Friday, January 01, 2016

Genocídio da fome


Pedro J. Bondaczuk


Os dados do mais recente relatório da Organização das Nações Unidas para a Infância (Unicef), o seu balanço anual “O Estado das Crianças Americanas”, revelam dados tão contundentes para a América Latina que não se pode deixar de dar razão àqueles que entendem que o descobrimento da América, por Cristóvão Colombo, há cinco séculos, foi uma tragédia para parcela considerável da humanidade. Sim, porque, a despeito de alguns políticos e economistas, o continente é habitado por gente, por seres humanos, por homens, mulheres, velhos e crianças, e não por números estatísticos e nem simplesmente pagadores de uma insólita dívida “eterna”.

A referido estudo dá conta de que, anualmente, morrem cerca de um milhão de menores latino-americanos e por causas tão corriqueiras, que chegam a revoltar os que têm algum resquício de sensibilidade. Uma das causas maiores de mortalidade, por exemplo, é a diarréia, cujos óbitos poderiam ser evitados com a administração de um simples soro caseiro! Nada mais do que um copo de água esterilizada, com uma colher de chá de sal e uma de sopa de açúcar.

A diretora da Unicef, Marta Mauras, disse, na Cidade do México, qual é a grande questão hemisférica: “O maior problema das crianças latino-americanas é a pobreza em termos gerais. Dos quase 180 milhões de crianças e adolescentes menores de 18 anos, mais ou menos a metade pertence a famílias pobres”.
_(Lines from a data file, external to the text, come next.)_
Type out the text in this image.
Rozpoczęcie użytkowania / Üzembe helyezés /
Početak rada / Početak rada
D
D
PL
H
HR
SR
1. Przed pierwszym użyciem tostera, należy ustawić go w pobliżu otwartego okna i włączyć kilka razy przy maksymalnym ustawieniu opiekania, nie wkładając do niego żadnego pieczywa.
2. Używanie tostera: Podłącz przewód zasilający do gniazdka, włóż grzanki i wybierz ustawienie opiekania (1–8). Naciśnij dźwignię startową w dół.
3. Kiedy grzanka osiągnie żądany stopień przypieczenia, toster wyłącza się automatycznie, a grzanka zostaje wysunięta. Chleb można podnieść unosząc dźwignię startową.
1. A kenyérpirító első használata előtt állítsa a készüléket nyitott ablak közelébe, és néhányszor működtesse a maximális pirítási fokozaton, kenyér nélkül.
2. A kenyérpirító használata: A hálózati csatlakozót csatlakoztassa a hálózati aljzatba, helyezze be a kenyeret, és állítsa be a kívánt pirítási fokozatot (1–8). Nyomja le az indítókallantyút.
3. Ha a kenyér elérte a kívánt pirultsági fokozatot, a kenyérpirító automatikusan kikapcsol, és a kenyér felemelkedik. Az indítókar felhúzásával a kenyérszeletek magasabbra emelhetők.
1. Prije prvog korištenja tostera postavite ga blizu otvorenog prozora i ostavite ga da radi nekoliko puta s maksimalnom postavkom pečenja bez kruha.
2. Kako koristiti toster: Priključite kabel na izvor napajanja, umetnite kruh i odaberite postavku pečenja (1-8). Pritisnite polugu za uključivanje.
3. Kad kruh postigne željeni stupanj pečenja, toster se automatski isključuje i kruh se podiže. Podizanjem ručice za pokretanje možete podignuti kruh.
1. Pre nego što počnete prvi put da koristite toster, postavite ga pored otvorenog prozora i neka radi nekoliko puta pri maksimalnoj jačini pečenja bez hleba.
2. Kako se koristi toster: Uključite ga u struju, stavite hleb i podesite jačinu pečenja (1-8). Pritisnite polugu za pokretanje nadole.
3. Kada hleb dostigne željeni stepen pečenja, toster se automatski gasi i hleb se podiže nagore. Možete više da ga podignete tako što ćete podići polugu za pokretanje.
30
Ou seja, cerca de 90 milhões de meninos e meninas estão condenados a uma vida sem perspectivas, à morte precoce por condições precaríssimas de trabalho --- se conseguirem trabalhar --- ou por desnutrição, ou ceifados pela violência das ruas ou mortos pela polícia se caírem na marginalidade, destino bastante provável para uma parcela considerável deles.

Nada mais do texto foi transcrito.